ASCOLI PICENO – Riceviamo e pubblichiamo una lettera di Dario De Angelis, cittadino ascolano e referente economico nazionale di Me-Mmt (Mosler Economics Modern Money Theory) al presidente del Senato Piero Grasso, in visita ad Ascoli sabato 1° giugno.

Egregio Presidente Grasso, mi permetta di esprimerLe le nostre preoccupazioni in merito all’attuale situazione economica. Auspichiamo che Lei si esprima a favore dell’uscita immediata dell’Italia dall’euro e per il non rispetto dei Trattati sottoscritti, applicando contemporaneamente la corrente economica della MEMMT (www.memmt.info), che descrive come sia possibile avere la piena occupazione e la stabilità dei prezzi allo stesso tempo.

L’Unione europea (UE) ha predisposto, finora, misure volte a diminuire il numero degli occupati, rappresentando la più seria minaccia alla pace sociale dal dopoguerra ad oggi.

La priorità attuale del nostro Paese è abbassare le tasse, indipendentemente dal fatto che questo possa comportare un momentaneo aumento del deficit annuo. Questo l’UE lo vieta nonostante sia l’unica salvezza, imponendo il limite rispetto al PIL del 3%. Questa costrizione auto-imposta fu decisa dallo staff di Mitterand in base al fatto che il 3 era un numero che ricordava la Trinità, senza quindi una motivazione seria.

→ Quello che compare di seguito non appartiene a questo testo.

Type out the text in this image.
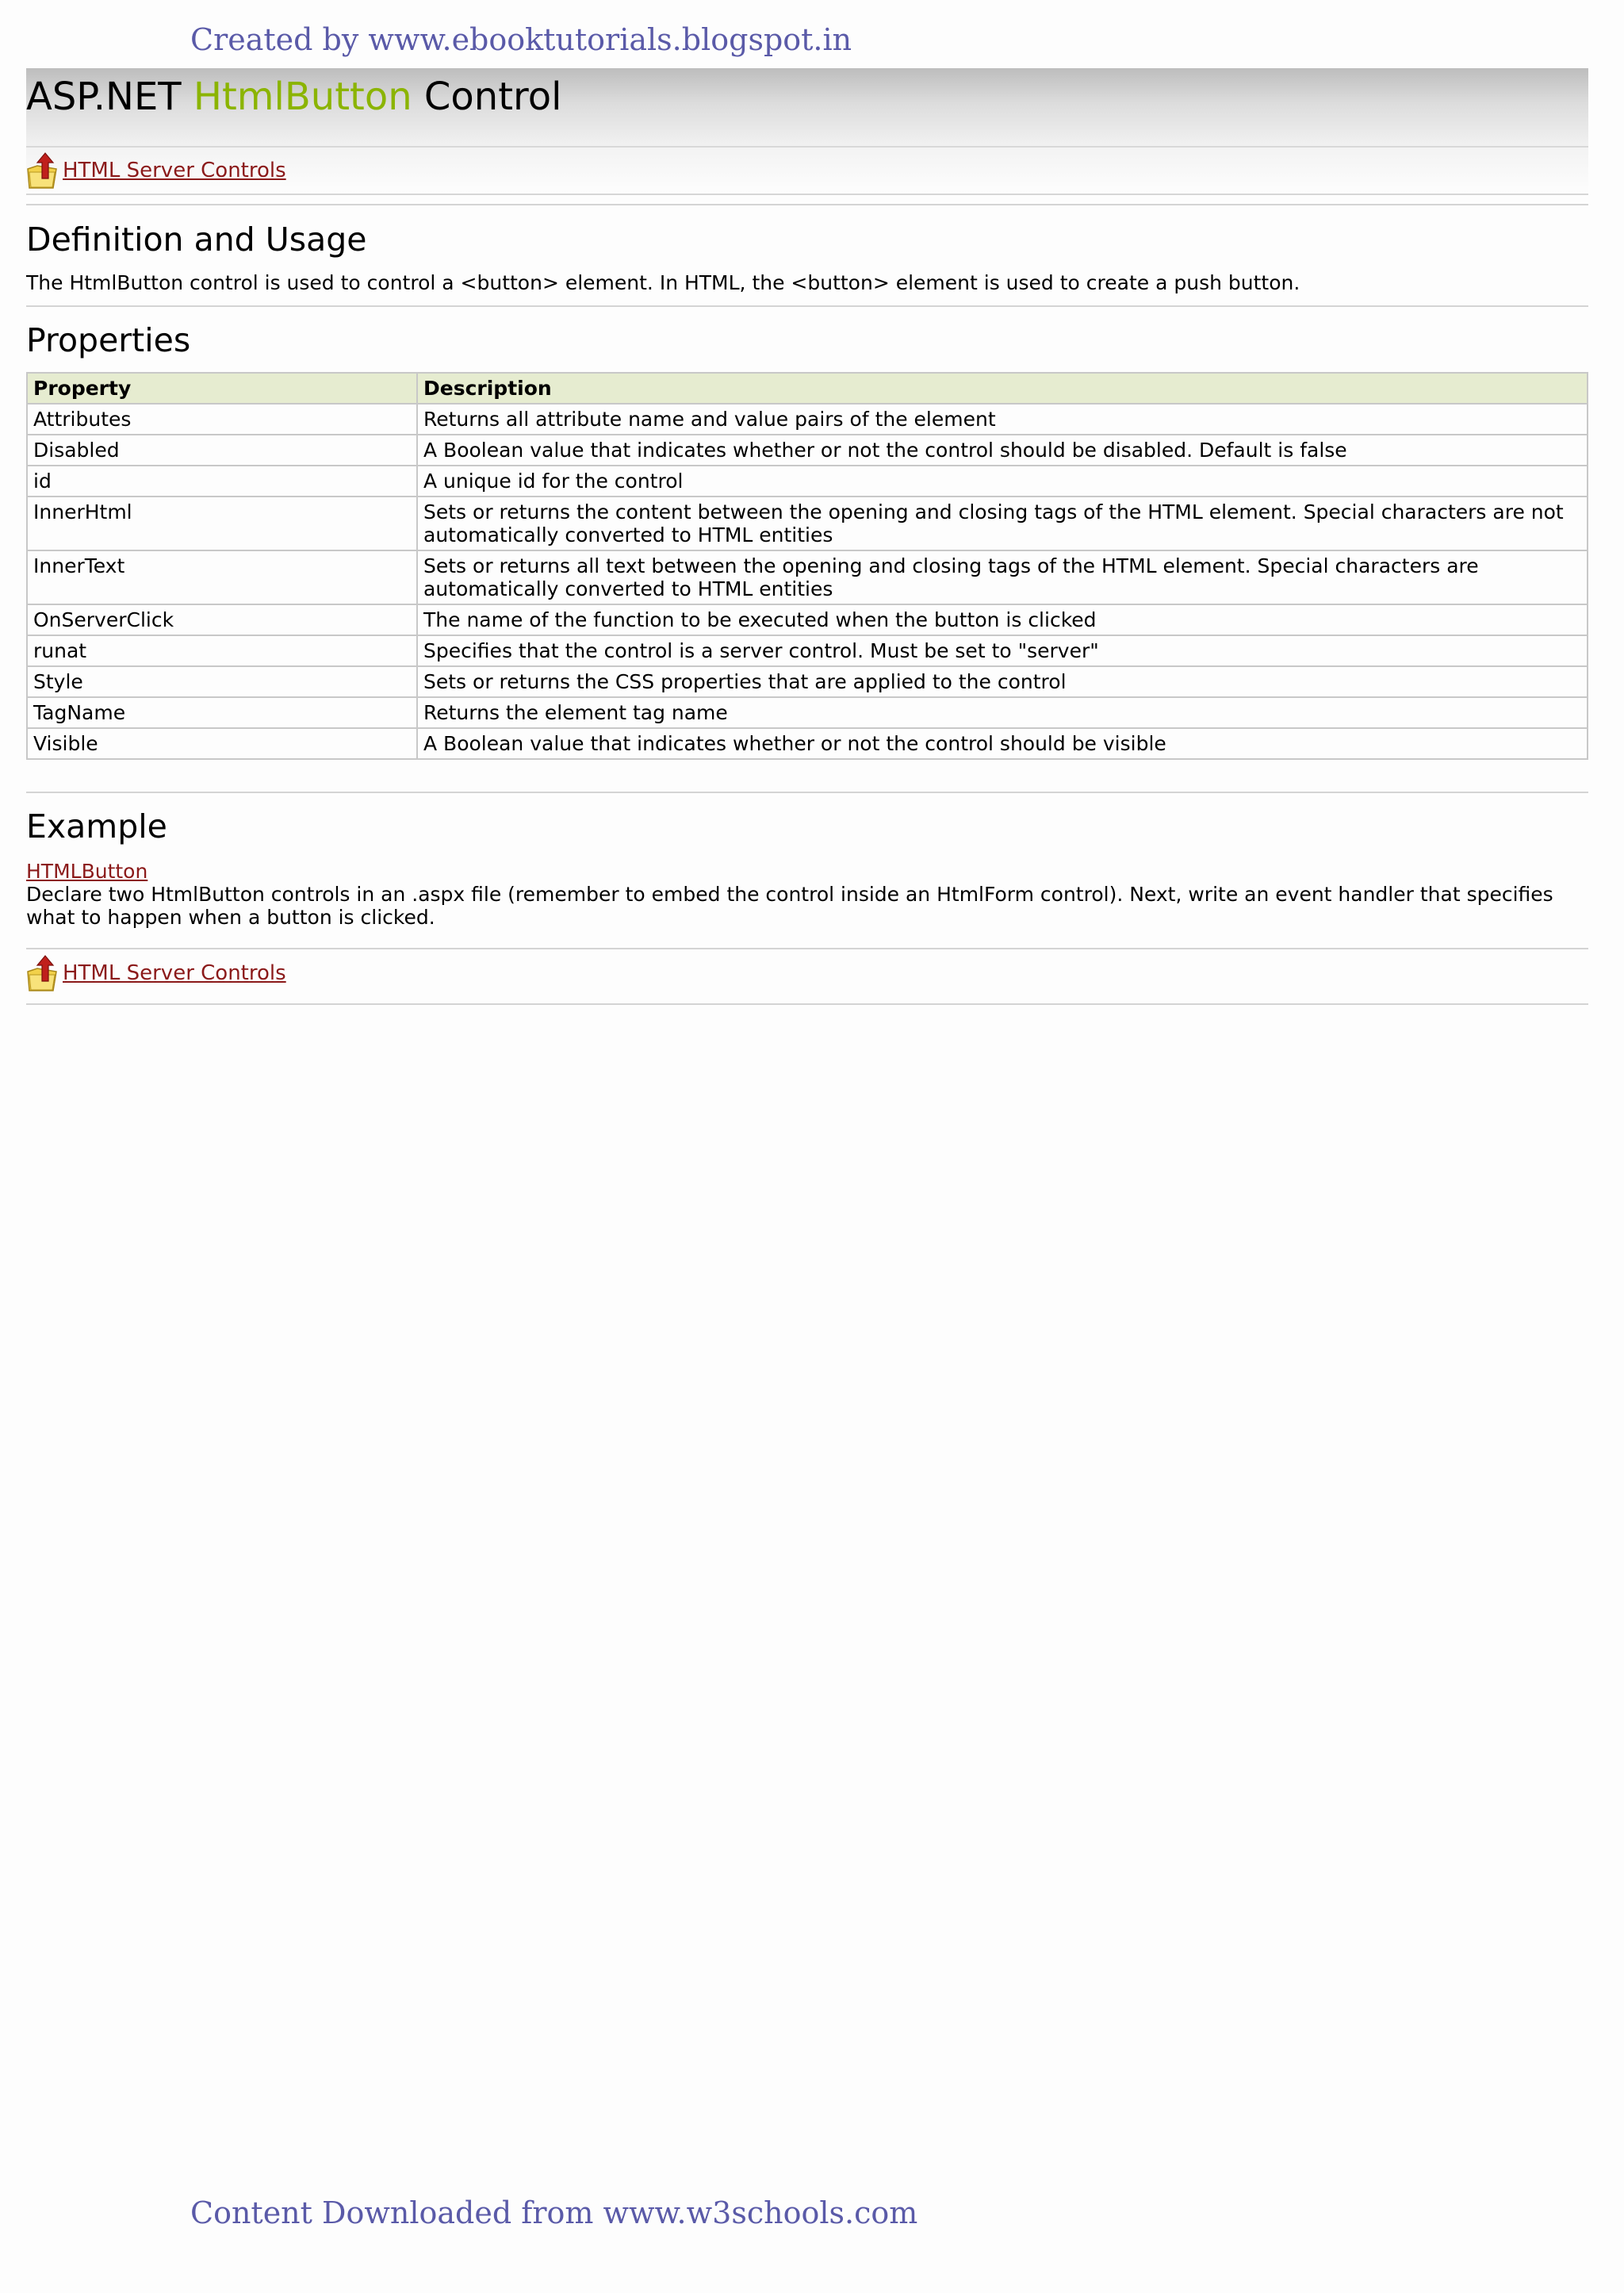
Created by www.ebooktutorials.blogspot.in
ASP.NET HtmlButton Control
HTML Server Controls
Definition and Usage

The HtmlButton control is used to control a <button> element. In HTML, the <button> element is used to create a push button.

Properties
Property	Description
Attributes	Returns all attribute name and value pairs of the element
Disabled	A Boolean value that indicates whether or not the control should be disabled. Default is false
id	A unique id for the control
InnerHtml	Sets or returns the content between the opening and closing tags of the HTML element. Special characters are not automatically converted to HTML entities
InnerText	Sets or returns all text between the opening and closing tags of the HTML element. Special characters are automatically converted to HTML entities
OnServerClick	The name of the function to be executed when the button is clicked
runat	Specifies that the control is a server control. Must be set to "server"
Style	Sets or returns the CSS properties that are applied to the control
TagName	Returns the element tag name
Visible	A Boolean value that indicates whether or not the control should be visible
Example
HTMLButton

Declare two HtmlButton controls in an .aspx file (remember to embed the control inside an HtmlForm control). Next, write an event handler that specifies what to happen when a button is clicked.

HTML Server Controls
Content Downloaded from www.w3schools.com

Oggi, attraverso il Fiscal Compact ratificato in tempi record dall’Italia, l’Ue impone di ridurre il rapporto debito pubblico/PIL al 60% nonostante la riduzione del debito è dannosa allo stato attuale.

Le politiche di austerità imposte dall’Unione europea e approvate con favore da Mario Monti hanno dato il colpo di grazia alle PMI del nostro Paese, imprese oggi o sulla via del fallimento o della svendita a compratori esteri. Questo è conseguenza dell’euro che impone il crollo dei salari, quindi del potere d’acquisto. Scopo ultimo dell’euro è favorire l’ingresso di aziende franco-tedesche nel Sud Europa che godranno di manodopera altamente qualificata a basso costo. Presidente Grasso, i risultati di 11 anni di euro sono sotto la luce del sole e il 36% di disoccupazione giovanile dovrebbe far accapponare la pelle a Lei e ai suoi colleghi.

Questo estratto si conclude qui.